Following is a sample configuration for user-app interface which invokes ghostunnel in client mode:
agentAddress = "/tmp/app-agent.sock"
cmdArgs = "client --listen 127.0.0.1:1884 --target 192.168.56.102:18884 --cacert /opt/spire/user-app/certs/svid_bundle.pem --keystore /opt/spire/user-app/certs/new_bundle.p12 --verify-spiffe-id spiffe://example.org/downstream-app-event-bus"
cmd = "/opt/spire/ghostunnel"
certDir = "/opt/spire/user-app/certs"
renewSignal = "SIGUSR1"
svidFileName = "svid.pem"
svidKeyFileName = "svid_key.pem"
svidBundleFileName = "svid_bundle.pem"
- Bash version 4.4.19+
- Go compiler version 1.11.4+
- Go dep and glide package managers
- sshpass
- Kubernetes cluster
Environment variable configurations : <SPIRE_PATH>/edge.env
export CLOUD_VM_USER=vm1
export CLOUD_VM_PASS=<cloud vm password used for ssh>
export CLOUD_VM_IP=192.168.56.101
export SPIRE_PATH=/opt/spire
export NODE_ID=fakenodeid
export PROJECT_ID=dummyprojectid
export MQTT_EXT_PORT=2883
export MQTT_INT_PORT=2884
export EDGE_HUB_IP=127.0.0.1
export EDGE_HUB_PORT=20000
export EDGE_VM_IP=192.168.56.102
Environment variable configurations : <SPIRE_PATH>/cloud.env
export CLOUD_HUB_IP=127.0.0.1
export CLOUD_HUB_PORT=20000
export KUBECONFIG="/home/vm1/.kube/config"
export CLOUD_VM_IP=192.168.56.101
1. Copy the release files to cloud node and edge node at path /opt/spire/.
2. Update the IP , port and spire path in the above listed configurations.
3. Create an edge node.
4. In cloud node , execute deploy-cloud.sh.
5. In edge node , execute deploy-edge.sh. Edged reports ready status to edgecontroller. To verify node status, in cloud vm, execute
`kubectl get nodes`
1. Following hack needs to be used as v0.2 does not support device deployment using kubectl. Kill edgecontroller process in cloudvm. Execute cloud-app application located at $SPIRE_PATH/app-binaries/cloud/ folder.
2. Register an example device with cloud using following command. Please note, in the current version, cloud test application opens 30000 port for metadata creation (create pod or device) and 20000 port for communication with kubeedge edgehub. In cloud node, execute
`curl -XGET http://127.0.0.1:30000/device -H 'content-type:application/json' -d@/opt/spire/app-binaries/cloud/test-device.yaml`
3. Run the light_mapper application from app_binaries in edge node. Light mapper application is a binary built from https://github.com/kubeedge/examples/tree/master/led-raspberrypi. Usage of the application can be referred in the same page.
For spire server cli usage , please refer to https://github.com/spiffe/spire.

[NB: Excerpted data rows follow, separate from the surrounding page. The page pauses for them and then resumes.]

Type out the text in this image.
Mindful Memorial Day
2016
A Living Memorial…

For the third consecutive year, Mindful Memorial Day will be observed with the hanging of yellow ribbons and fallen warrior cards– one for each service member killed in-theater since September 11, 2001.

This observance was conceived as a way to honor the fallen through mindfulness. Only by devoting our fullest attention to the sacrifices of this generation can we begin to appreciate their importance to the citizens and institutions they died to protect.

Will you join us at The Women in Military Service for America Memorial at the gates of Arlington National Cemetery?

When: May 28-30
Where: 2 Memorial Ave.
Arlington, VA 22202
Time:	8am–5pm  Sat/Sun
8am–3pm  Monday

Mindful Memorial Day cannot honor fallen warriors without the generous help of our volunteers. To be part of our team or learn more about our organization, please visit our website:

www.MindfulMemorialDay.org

1. Initial infrastructure deployment.
2. 1-1 cloud and edge node. Multiple edge nodes are not supported in scripts.
3. Communication from user application and edge application using certificates issued by cloud spire server and edge spire server.
4. Supports kubeedge v1.5+.
1. Optimization for redundancies in configuration and scripts.
2. Test and support upstream_bundle=false to prune rootCA at edge spire server.
3. Trusted cloud spire server for communication between edge spire agents, edge spire server, cloud spire agent and cloud spire server.
4. Secure communication between event bus and internal mqtt server.